American Culture Studies Ph.D. Dissertations

Women of Ill Fame: Discourses of Prostitution and the American Dream in California, 1850 - 1890

Date of Award

2013

Document Type

Dissertation

Degree Name

Doctor of Philosophy (Ph.D.)

Department

American Culture Studies

First Advisor

Andrew Schocket (Committee Chair)

Second Advisor

Ellen Berry (Committee Member)

Third Advisor

Kimberly Coates (Committee Member)

Fourth Advisor

Wendy Watson (Committee Member)

Abstract

This dissertation explores representations of prostitution in California from 1850 to 1890 found in urban newspapers, political pamphlets, short stories, and novels. Employing feminist historical and cultural studies theories and methodologies, this dissertation interrogates the discursive relationship between prostitution and the American Dream understood as an articulation of desire for success and freedom inextricably linked to American exceptionalism. By demonstrating that prostitution was central to the social construction of power, identity, and difference in nineteenth-century California this dissertation contributes to existing scholarship on women's history, the American West, and prostitution.

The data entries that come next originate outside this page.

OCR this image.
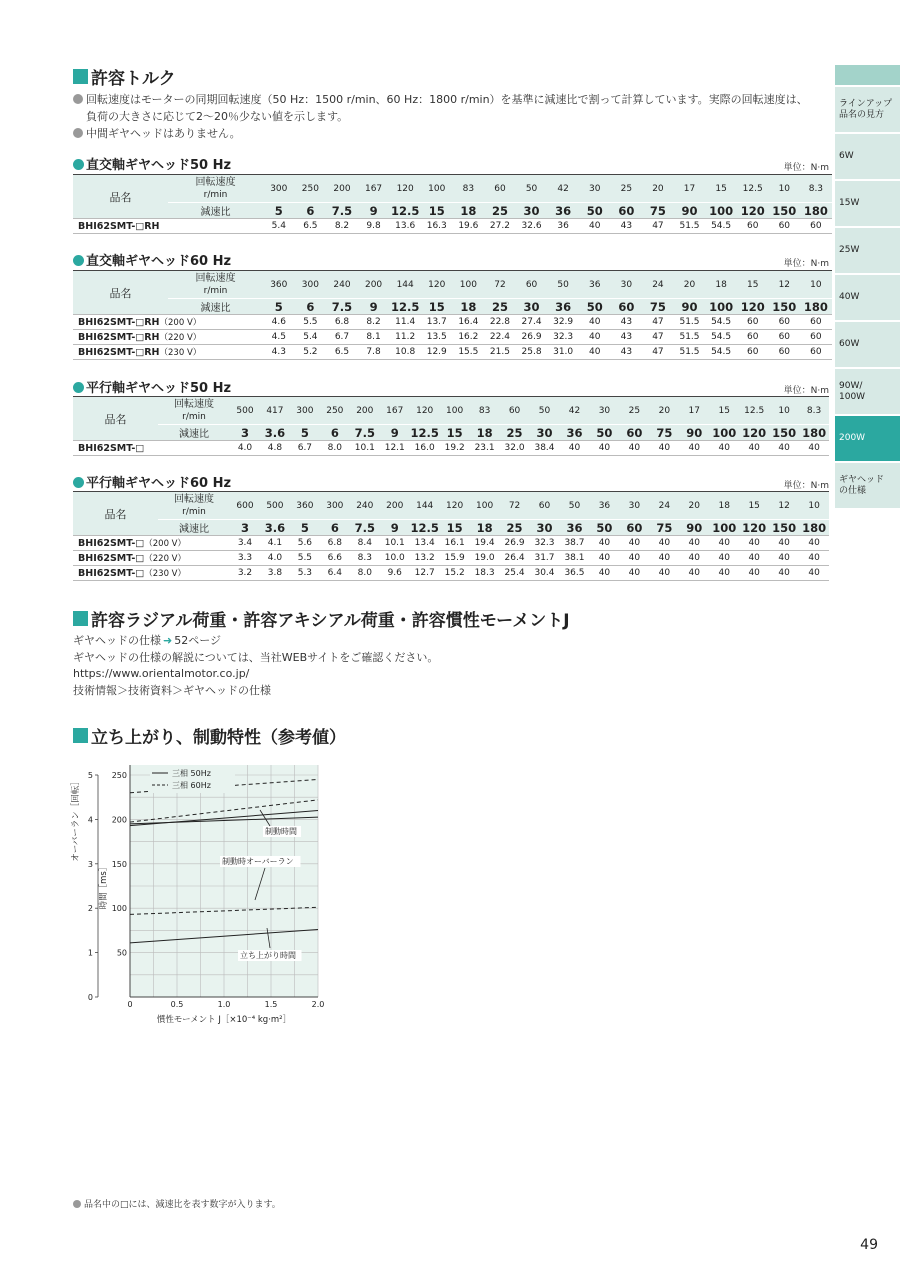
許容トルク
回転速度はモーターの同期回転速度（50 Hz：1500 r/min、60 Hz：1800 r/min）を基準に減速比で割って計算しています。実際の回転速度は、
負荷の大きさに応じて2～20％少ない値を示します。
中間ギヤヘッドはありません。
直交軸ギヤヘッド50 Hz	単位：N·m
品名	回転速度
r/min	300	250	200	167	120	100	83	60	50	42	30	25	20	17	15	12.5	10	8.3
	減速比	5	6	7.5	9	12.5	15	18	25	30	36	50	60	75	90	100	120	150	180
BHI62SMT-□RH		5.4	6.5	8.2	9.8	13.6	16.3	19.6	27.2	32.6	36	40	43	47	51.5	54.5	60	60	60
直交軸ギヤヘッド60 Hz	単位：N·m
品名	回転速度
r/min	360	300	240	200	144	120	100	72	60	50	36	30	24	20	18	15	12	10
	減速比	5	6	7.5	9	12.5	15	18	25	30	36	50	60	75	90	100	120	150	180
BHI62SMT-□RH（200 V）		4.6	5.5	6.8	8.2	11.4	13.7	16.4	22.8	27.4	32.9	40	43	47	51.5	54.5	60	60	60
BHI62SMT-□RH（220 V）		4.5	5.4	6.7	8.1	11.2	13.5	16.2	22.4	26.9	32.3	40	43	47	51.5	54.5	60	60	60
BHI62SMT-□RH（230 V）		4.3	5.2	6.5	7.8	10.8	12.9	15.5	21.5	25.8	31.0	40	43	47	51.5	54.5	60	60	60
平行軸ギヤヘッド50 Hz	単位：N·m
品名	回転速度
r/min	500	417	300	250	200	167	120	100	83	60	50	42	30	25	20	17	15	12.5	10	8.3
	減速比	3	3.6	5	6	7.5	9	12.5	15	18	25	30	36	50	60	75	90	100	120	150	180
BHI62SMT-□		4.0	4.8	6.7	8.0	10.1	12.1	16.0	19.2	23.1	32.0	38.4	40	40	40	40	40	40	40	40	40
平行軸ギヤヘッド60 Hz	単位：N·m
品名	回転速度
r/min	600	500	360	300	240	200	144	120	100	72	60	50	36	30	24	20	18	15	12	10
	減速比	3	3.6	5	6	7.5	9	12.5	15	18	25	30	36	50	60	75	90	100	120	150	180
BHI62SMT-□（200 V）		3.4	4.1	5.6	6.8	8.4	10.1	13.4	16.1	19.4	26.9	32.3	38.7	40	40	40	40	40	40	40	40
BHI62SMT-□（220 V）		3.3	4.0	5.5	6.6	8.3	10.0	13.2	15.9	19.0	26.4	31.7	38.1	40	40	40	40	40	40	40	40
BHI62SMT-□（230 V）		3.2	3.8	5.3	6.4	8.0	9.6	12.7	15.2	18.3	25.4	30.4	36.5	40	40	40	40	40	40	40	40
許容ラジアル荷重・許容アキシアル荷重・許容慣性モーメントJ
ギヤヘッドの仕様 ➜ 52ページ
ギヤヘッドの仕様の解説については、当社WEBサイトをご確認ください。
https://www.orientalmotor.co.jp/
技術情報＞技術資料＞ギヤヘッドの仕様
立ち上がり、制動特性（参考値）
0	0.5	1.0	1.5	2.0
50
100
150
200
250
0
1
2
3
4
5
慣性モーメント J［×10⁻⁴ kg·m²］
時間［ms］
オーバーラン［回転］
三相 50Hz
三相 60Hz
制動時間
制動時オーバーラン
立ち上がり時間
ラインアップ
品名の見方
6W
15W
25W
40W
60W
90W/
100W
200W
ギヤヘッド
の仕様
品名中の□には、減速比を表す数字が入ります。
49
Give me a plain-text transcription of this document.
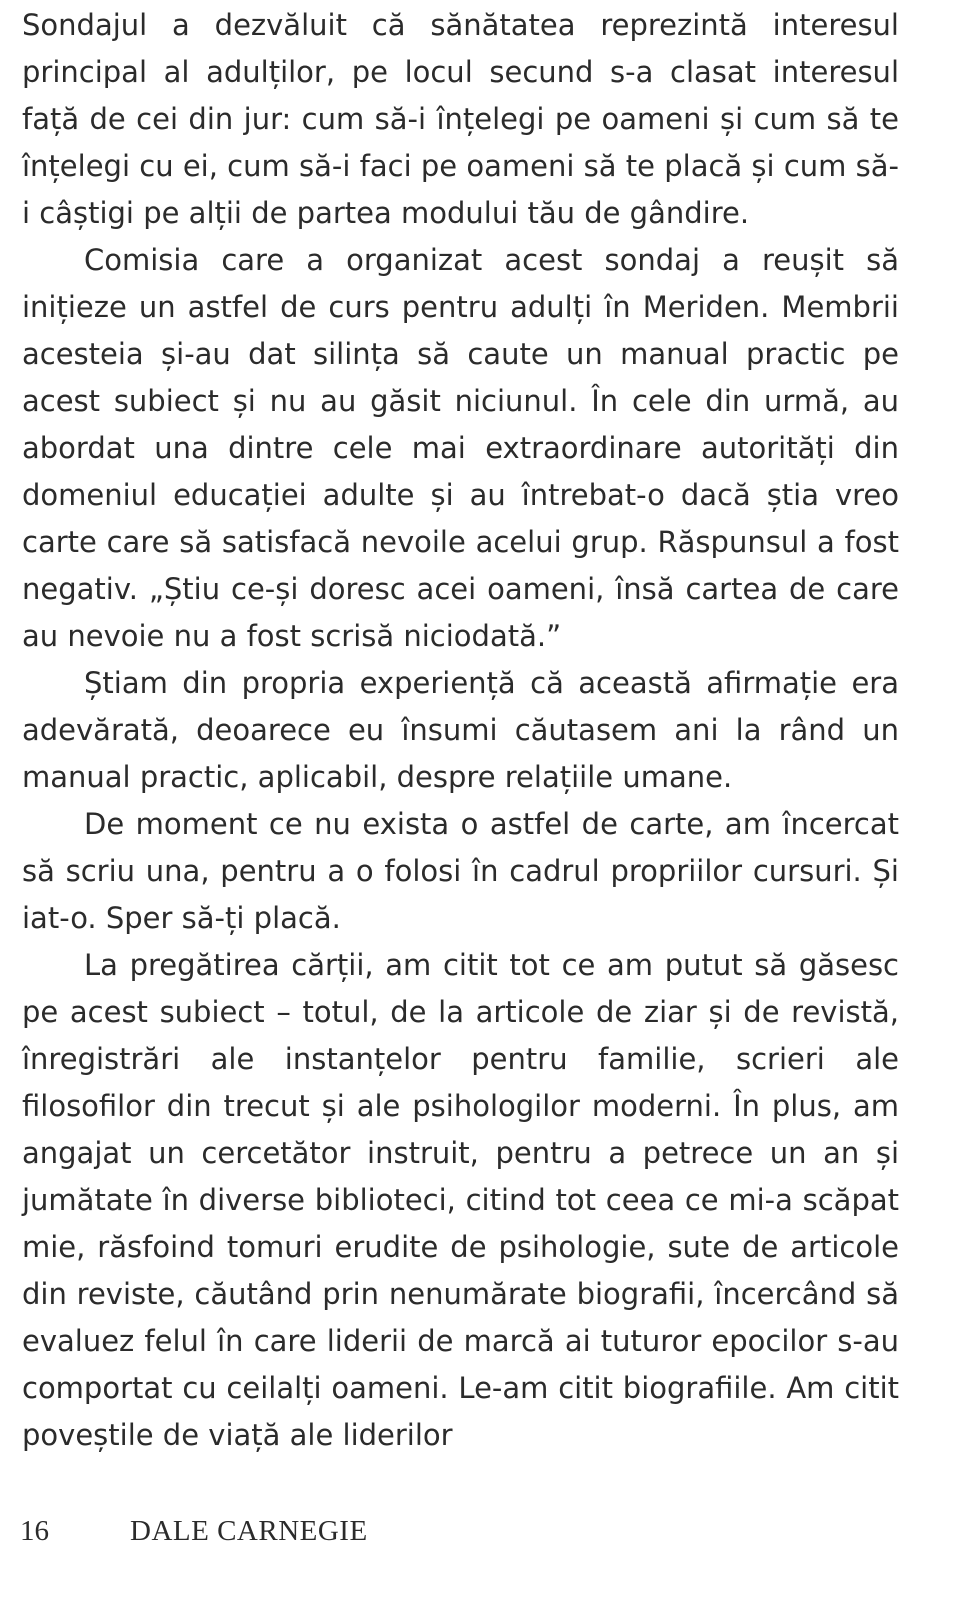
Sondajul a dezvăluit că sănătatea reprezintă interesul principal al adulților, pe locul secund s-a clasat interesul față de cei din jur: cum să-i înțelegi pe oameni și cum să te înțelegi cu ei, cum să-i faci pe oameni să te placă și cum să-i câștigi pe alții de partea modului tău de gândire.

Comisia care a organizat acest sondaj a reușit să inițieze un astfel de curs pentru adulți în Meriden. Membrii acesteia și-au dat silința să caute un manual practic pe acest subiect și nu au găsit niciunul. În cele din urmă, au abordat una dintre cele mai extraordinare autorități din domeniul educației adulte și au întrebat-o dacă știa vreo carte care să satisfacă nevoile acelui grup. Răspunsul a fost negativ. „Știu ce-și doresc acei oameni, însă cartea de care au nevoie nu a fost scrisă niciodată.”

Știam din propria experiență că această afirmație era adevărată, deoarece eu însumi căutasem ani la rând un manual practic, aplicabil, despre relațiile umane.

De moment ce nu exista o astfel de carte, am încercat să scriu una, pentru a o folosi în cadrul propriilor cursuri. Și iat-o. Sper să-ți placă.

La pregătirea cărții, am citit tot ce am putut să găsesc pe acest subiect – totul, de la articole de ziar și de revistă, înregistrări ale instanțelor pentru familie, scrieri ale filosofilor din trecut și ale psihologilor moderni. În plus, am angajat un cercetător instruit, pentru a petrece un an și jumătate în diverse biblioteci, citind tot ceea ce mi-a scăpat mie, răsfoind tomuri erudite de psihologie, sute de articole din reviste, căutând prin nenumărate biografii, încercând să evaluez felul în care liderii de marcă ai tuturor epocilor s-au comportat cu ceilalți oameni. Le-am citit biografiile. Am citit poveștile de viață ale liderilor

16	DALE CARNEGIE
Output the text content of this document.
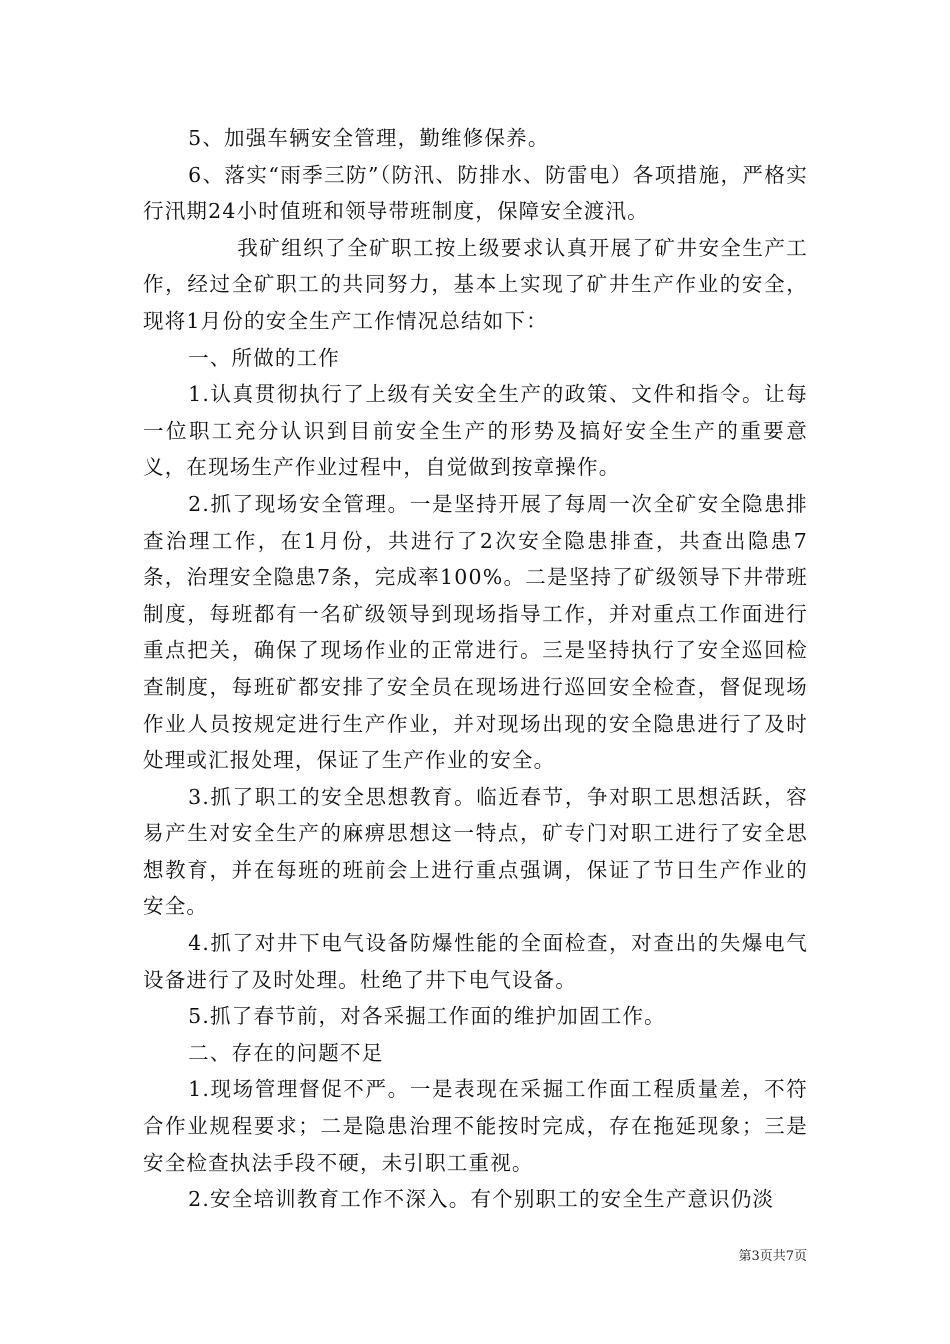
5、加强车辆安全管理，勤维修保养。

6、落实“雨季三防”（防汛、防排水、防雷电）各项措施，严格实行汛期24小时值班和领导带班制度，保障安全渡汛。

我矿组织了全矿职工按上级要求认真开展了矿井安全生产工作，经过全矿职工的共同努力，基本上实现了矿井生产作业的安全，现将1月份的安全生产工作情况总结如下：

一、所做的工作

1.认真贯彻执行了上级有关安全生产的政策、文件和指令。让每一位职工充分认识到目前安全生产的形势及搞好安全生产的重要意义，在现场生产作业过程中，自觉做到按章操作。

2.抓了现场安全管理。一是坚持开展了每周一次全矿安全隐患排查治理工作，在1月份，共进行了2次安全隐患排查，共查出隐患7条，治理安全隐患7条，完成率100%。二是坚持了矿级领导下井带班制度，每班都有一名矿级领导到现场指导工作，并对重点工作面进行重点把关，确保了现场作业的正常进行。三是坚持执行了安全巡回检查制度，每班矿都安排了安全员在现场进行巡回安全检查，督促现场作业人员按规定进行生产作业，并对现场出现的安全隐患进行了及时处理或汇报处理，保证了生产作业的安全。

3.抓了职工的安全思想教育。临近春节，争对职工思想活跃，容易产生对安全生产的麻痹思想这一特点，矿专门对职工进行了安全思想教育，并在每班的班前会上进行重点强调，保证了节日生产作业的安全。

4.抓了对井下电气设备防爆性能的全面检查，对查出的失爆电气设备进行了及时处理。杜绝了井下电气设备。

5.抓了春节前，对各采掘工作面的维护加固工作。

二、存在的问题不足

1.现场管理督促不严。一是表现在采掘工作面工程质量差，不符合作业规程要求；二是隐患治理不能按时完成，存在拖延现象；三是安全检查执法手段不硬，未引职工重视。

2.安全培训教育工作不深入。有个别职工的安全生产意识仍淡

第3页共7页
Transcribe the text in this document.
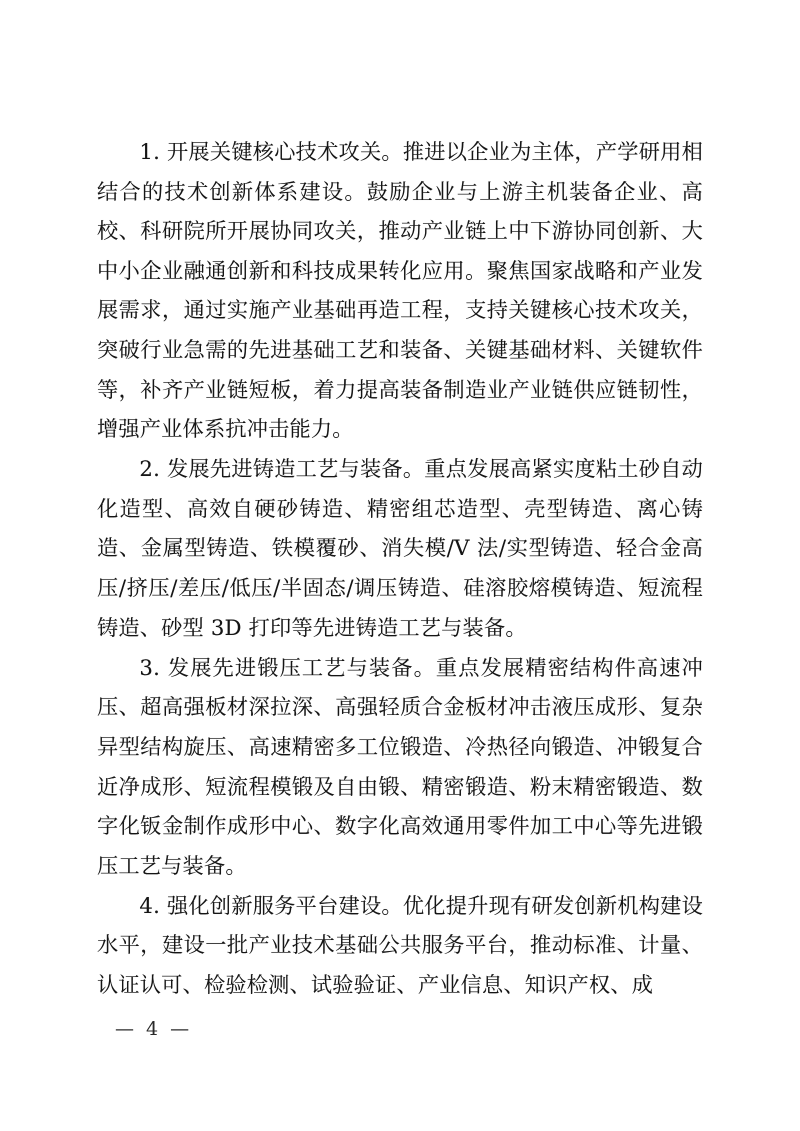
1. 开展关键核心技术攻关。推进以企业为主体，产学研用相结合的技术创新体系建设。鼓励企业与上游主机装备企业、高校、科研院所开展协同攻关，推动产业链上中下游协同创新、大中小企业融通创新和科技成果转化应用。聚焦国家战略和产业发展需求，通过实施产业基础再造工程，支持关键核心技术攻关，突破行业急需的先进基础工艺和装备、关键基础材料、关键软件等，补齐产业链短板，着力提高装备制造业产业链供应链韧性，增强产业体系抗冲击能力。

2. 发展先进铸造工艺与装备。重点发展高紧实度粘土砂自动化造型、高效自硬砂铸造、精密组芯造型、壳型铸造、离心铸造、金属型铸造、铁模覆砂、消失模/V 法/实型铸造、轻合金高压/挤压/差压/低压/半固态/调压铸造、硅溶胶熔模铸造、短流程铸造、砂型 3D 打印等先进铸造工艺与装备。

3. 发展先进锻压工艺与装备。重点发展精密结构件高速冲压、超高强板材深拉深、高强轻质合金板材冲击液压成形、复杂异型结构旋压、高速精密多工位锻造、冷热径向锻造、冲锻复合近净成形、短流程模锻及自由锻、精密锻造、粉末精密锻造、数字化钣金制作成形中心、数字化高效通用零件加工中心等先进锻压工艺与装备。

4. 强化创新服务平台建设。优化提升现有研发创新机构建设水平，建设一批产业技术基础公共服务平台，推动标准、计量、认证认可、检验检测、试验验证、产业信息、知识产权、成

— 4 —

Historians have long debated the role of prostitution in nineteenth-century social life and the degree of economic freedom and sexual independence prostitution provided for women. The multicultural California frontier, full of the promise of freedom and success to anyone who dared join the adventure of the gold rush, offers historians a unique case study for exploring nineteenth-century cultural responses to prostitution and the extent to which prostitution represented the American Dream for nineteenth-century women. I argue that from 1850 to 1890 Californians used discourses of prostitution to police sexual behavior, enforce strict gender roles, control women's economic power, and limit immigration effectively constructing and dismantling various American Dreams. While middle-class Americans across the nation perceived prostitution as a social evil, the Californian middle class perceived prostitution as an even greater threat because this region contained more racial diversity, more gender ambiguity, and more economic mobility. In the absence of clearly defined social roles and power dynamics the need to draw lines around social differences was even greater. For middle-class Californians, prostitution represented economic exploitation and power, class and racial contamination, class and gender transgression, and sexual deviance therefore they believed prostitution had to be contained through criminal prosecution, state regulation, and moral reform. In their efforts to control prostitution, community leaders sought out "women of ill fame," identified as such because of their failure to conform to normative gender roles. California magistrates, merchants, legislators, and newspaper editors effectively policed the behavior of all nineteenth-century Californians in their attempts to control prostitution.